Paris - A localização dos destroços do voo AF-447 no Oceano Atlântico provocou ao mesmo tempo esperança e dor entre parentes de vítimas francesas. Para muitos, a esperança é de que, enfim, a verdade sobre o acidente seja conhecida. Por outro lado, para outros parentes as buscas ao Airbus A330 representa também a reabertura do processo de luto e a difícil perspectiva de lidar com a identificação dos corpos e com os sepultamentos.

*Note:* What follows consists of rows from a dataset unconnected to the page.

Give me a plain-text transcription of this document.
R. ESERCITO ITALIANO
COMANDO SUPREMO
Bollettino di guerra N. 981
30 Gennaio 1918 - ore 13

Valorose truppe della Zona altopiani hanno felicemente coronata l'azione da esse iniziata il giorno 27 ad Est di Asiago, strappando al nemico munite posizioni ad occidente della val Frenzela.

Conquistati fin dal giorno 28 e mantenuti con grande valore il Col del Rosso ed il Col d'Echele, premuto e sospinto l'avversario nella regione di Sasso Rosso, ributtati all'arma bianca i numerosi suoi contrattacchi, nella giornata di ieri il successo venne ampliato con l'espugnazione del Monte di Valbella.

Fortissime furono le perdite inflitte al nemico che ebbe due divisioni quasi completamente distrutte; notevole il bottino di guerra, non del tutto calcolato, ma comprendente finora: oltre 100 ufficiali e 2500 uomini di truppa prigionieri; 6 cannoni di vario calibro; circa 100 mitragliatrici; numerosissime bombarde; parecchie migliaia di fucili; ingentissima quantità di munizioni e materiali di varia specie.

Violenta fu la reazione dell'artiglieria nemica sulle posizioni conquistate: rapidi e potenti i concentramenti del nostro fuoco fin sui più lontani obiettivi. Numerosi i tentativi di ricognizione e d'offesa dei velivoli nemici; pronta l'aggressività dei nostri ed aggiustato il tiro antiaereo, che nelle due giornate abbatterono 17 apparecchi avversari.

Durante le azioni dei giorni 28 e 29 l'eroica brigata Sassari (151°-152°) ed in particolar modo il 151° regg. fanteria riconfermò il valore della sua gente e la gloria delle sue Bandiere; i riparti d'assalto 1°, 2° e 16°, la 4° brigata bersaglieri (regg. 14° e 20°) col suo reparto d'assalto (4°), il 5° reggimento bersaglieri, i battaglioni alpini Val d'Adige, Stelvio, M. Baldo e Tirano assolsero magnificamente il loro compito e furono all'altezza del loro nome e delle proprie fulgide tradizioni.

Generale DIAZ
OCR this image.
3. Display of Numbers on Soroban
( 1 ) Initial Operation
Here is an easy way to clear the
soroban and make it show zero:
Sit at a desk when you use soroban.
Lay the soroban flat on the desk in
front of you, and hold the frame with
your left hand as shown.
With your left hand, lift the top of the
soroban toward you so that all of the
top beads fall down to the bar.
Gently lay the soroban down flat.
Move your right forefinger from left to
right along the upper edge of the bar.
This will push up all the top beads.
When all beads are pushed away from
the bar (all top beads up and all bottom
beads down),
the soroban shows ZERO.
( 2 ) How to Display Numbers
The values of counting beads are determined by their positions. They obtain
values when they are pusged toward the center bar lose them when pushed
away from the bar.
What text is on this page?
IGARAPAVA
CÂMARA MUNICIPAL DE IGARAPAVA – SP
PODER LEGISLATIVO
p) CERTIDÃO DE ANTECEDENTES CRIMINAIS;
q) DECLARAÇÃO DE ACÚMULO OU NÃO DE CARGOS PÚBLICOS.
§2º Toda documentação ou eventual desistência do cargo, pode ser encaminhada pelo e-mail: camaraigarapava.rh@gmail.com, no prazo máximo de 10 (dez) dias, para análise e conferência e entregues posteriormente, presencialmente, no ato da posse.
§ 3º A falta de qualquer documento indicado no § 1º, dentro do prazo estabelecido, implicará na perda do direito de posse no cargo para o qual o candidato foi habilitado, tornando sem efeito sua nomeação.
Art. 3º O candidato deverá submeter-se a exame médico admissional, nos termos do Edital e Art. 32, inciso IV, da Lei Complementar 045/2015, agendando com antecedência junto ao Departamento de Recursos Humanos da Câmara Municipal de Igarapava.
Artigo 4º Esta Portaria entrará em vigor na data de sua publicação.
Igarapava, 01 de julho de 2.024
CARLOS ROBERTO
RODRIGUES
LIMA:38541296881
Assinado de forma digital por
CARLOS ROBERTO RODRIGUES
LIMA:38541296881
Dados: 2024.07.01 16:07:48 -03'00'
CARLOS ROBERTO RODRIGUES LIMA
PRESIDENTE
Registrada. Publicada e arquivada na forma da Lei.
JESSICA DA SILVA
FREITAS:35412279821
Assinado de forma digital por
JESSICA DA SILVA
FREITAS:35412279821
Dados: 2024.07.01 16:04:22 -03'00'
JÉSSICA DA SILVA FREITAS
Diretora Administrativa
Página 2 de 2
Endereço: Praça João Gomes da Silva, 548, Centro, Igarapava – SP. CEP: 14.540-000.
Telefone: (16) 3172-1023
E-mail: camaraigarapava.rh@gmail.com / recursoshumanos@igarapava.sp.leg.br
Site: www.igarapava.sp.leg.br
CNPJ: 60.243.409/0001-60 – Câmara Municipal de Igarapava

Essas sensações foram transmitidas por parentes de vítimas que acompanharam, na sede do BEA, no aeroporto de Le Bourget, periferia de Paris, a entrevista coletiva sobre a localização dos destroços. Ao término na conferência, todos deixaram claro que lidar com o tema ainda é um peso constante, mesmo 21 meses após o desastre.
Jean-Baptiste Audousset, presidente da associação Ajuda Mútua e Solidariedade, que reagrupa famílias de vítimas, disse que a localização dos destroços reforça uma expectativa de muitos parentes: a da descoberta das causas e a punição dos responsáveis por eventuais falhas mecânicas e eletrônicas. ''É importante para as famílias saber como nossos parentes e próximos nos deixaram. Mas é importante também tirar as lições desse episódio e, sobretudo, impedir que tragédias como esses se reproduzam no futuro'', reiterou Audousset.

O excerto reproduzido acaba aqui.